Tests, Surveys, Interviews, or Passive Observations of Public Behavior

Exempt Criteria 45 CFR 46.104(d)(2)

Human Subjects Research that only includes interactions involving educational tests (cognitive, diagnostic, aptitude, achievement), survey procedures, interview procedures, or observation of public behavior (including visual or auditory recording) if at least one of the following criteria are met*:

(i) The information obtained is recorded by the investigator in such a manner that the identity of the human subjects cannot readily be ascertained, directly or through identifiers linked to the subjects;

(ii) Any disclosure of the human subjects’ responses outside the research would not reasonably place the subjects at risk of criminal or civil liability or be damaging to the subjects’ financial standing, employability, educational advancement, or reputation; or

(iii) The information obtained is recorded by the investigator in such a manner that the identity of the human subjects can readily be ascertained, directly or through identifiers linked to the subjects, and an IRB conducts a review to make a determination of exemption **

 

*Clarification:  The University of Pittsburgh IRB requires review for exempt determination of all human subjects research meeting any of the 3 criteria above.

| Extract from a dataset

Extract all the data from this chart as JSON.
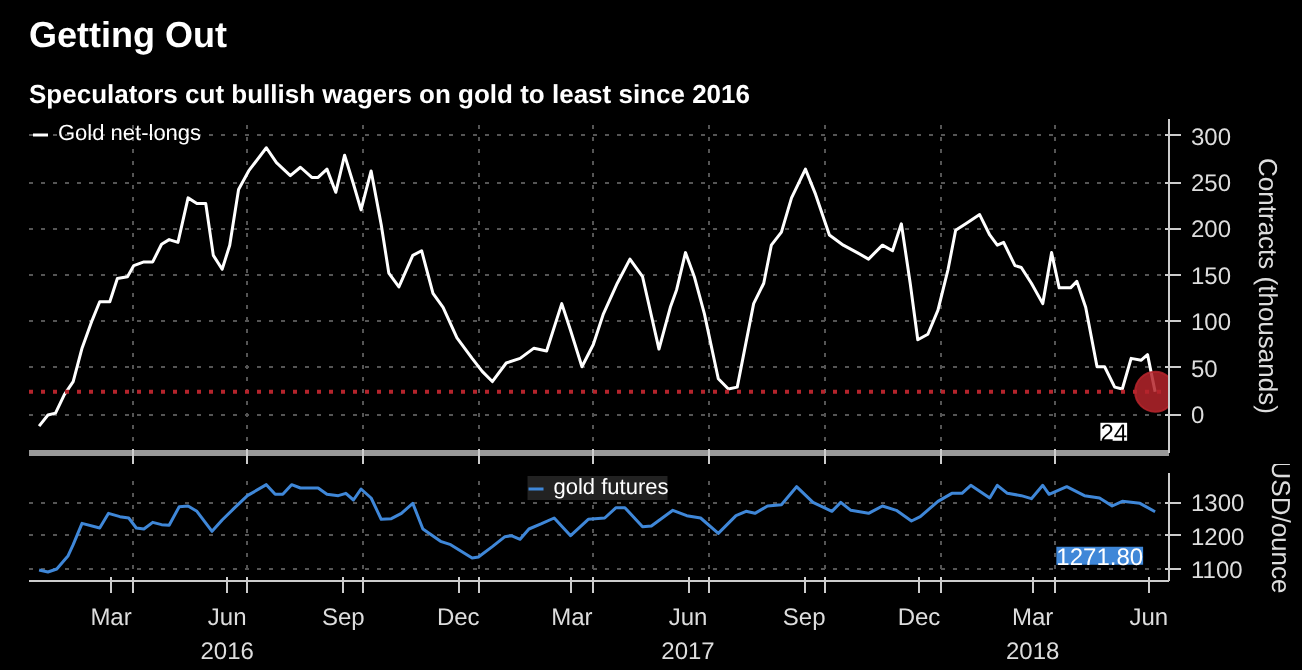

**This determination is based on adequate provisions to protect privacy of subjects and to maintain the confidentiality of the data, based on the latest DHHS (Department of Health and Human Services) and local policies.  Data Security Review will likely be required.

 

 

Additional Requirements & Considerations

Subject population:

  • If any subjects are children:
    • Only educational tests or passive observation of behavior with no interaction is permitted
    • Investigators must provide a rationale for why a particular age range was selected, indicate their expertise in working with children, describe the adequacy of their facilities for pediatric research, and indicate whether they will have sufficient numbers of children to adequately address the research question. 
    • All study team members must obtain the required clearances before any interaction with children
  • Prisoners may be included only if the research involves a broader subject population that only incidentally involves prisoners.

Procedures:

  • Interventions cannot be included.    
  • Intervention includes both physical procedures by which data are gathered and manipulations of the subject or the subject’s environment that are performed for research purposes.
  • Focus groups can be considered to be open-ended interviews, and may be approved for adults, provided the basic exempt criteria are met.
  • Passive observation means that there is no interaction or intervention between the subjects and the study team.
  • Public means that the setting or location is accessible to anyone in the general public without the need for any special permissions or privileges.  Individuals being observed have no reasonable expectation of privacy.

Privacy & Confidentiality:

  • “Anonymous” means that no one can identify the subject at any time.
  • “Recorded Anonymously” means that recorded data are not linked to the identity of the individual subjects in any way.  If there are linkage codes, data is not anonymous.
  • “Coded” means that identifiers are recorded, but data are labeled with a code without identifiers.  Linkage information is kept in a separate, secure location.
  • Data should typically be recorded anonymously or at least coded.
  • When identifiers are recorded, and information is of a sensitive nature, exempt review may not be appropriate.
    • “Sensitive” information is information that has the potential to damage participants’ reputation, employability, financial standing, educational advancement, place them at risk for criminal or civil liability, etc.

Other:

  • When data collection is not limited to passive observation of public behavior, subjects (and/or their parents, if subjects are minors) should be provided with an introductory script that contains basic elements of informed consent, but no formal written consent is required.  See Introductory Script Sample.
  • If subjects are followed over time and assessed repeatedly, exempt review may not be appropriate.
  • Copies of all measures must be attached for IRB review.
  • When studies are conducted in foreign countries, refer to guidance on International Research.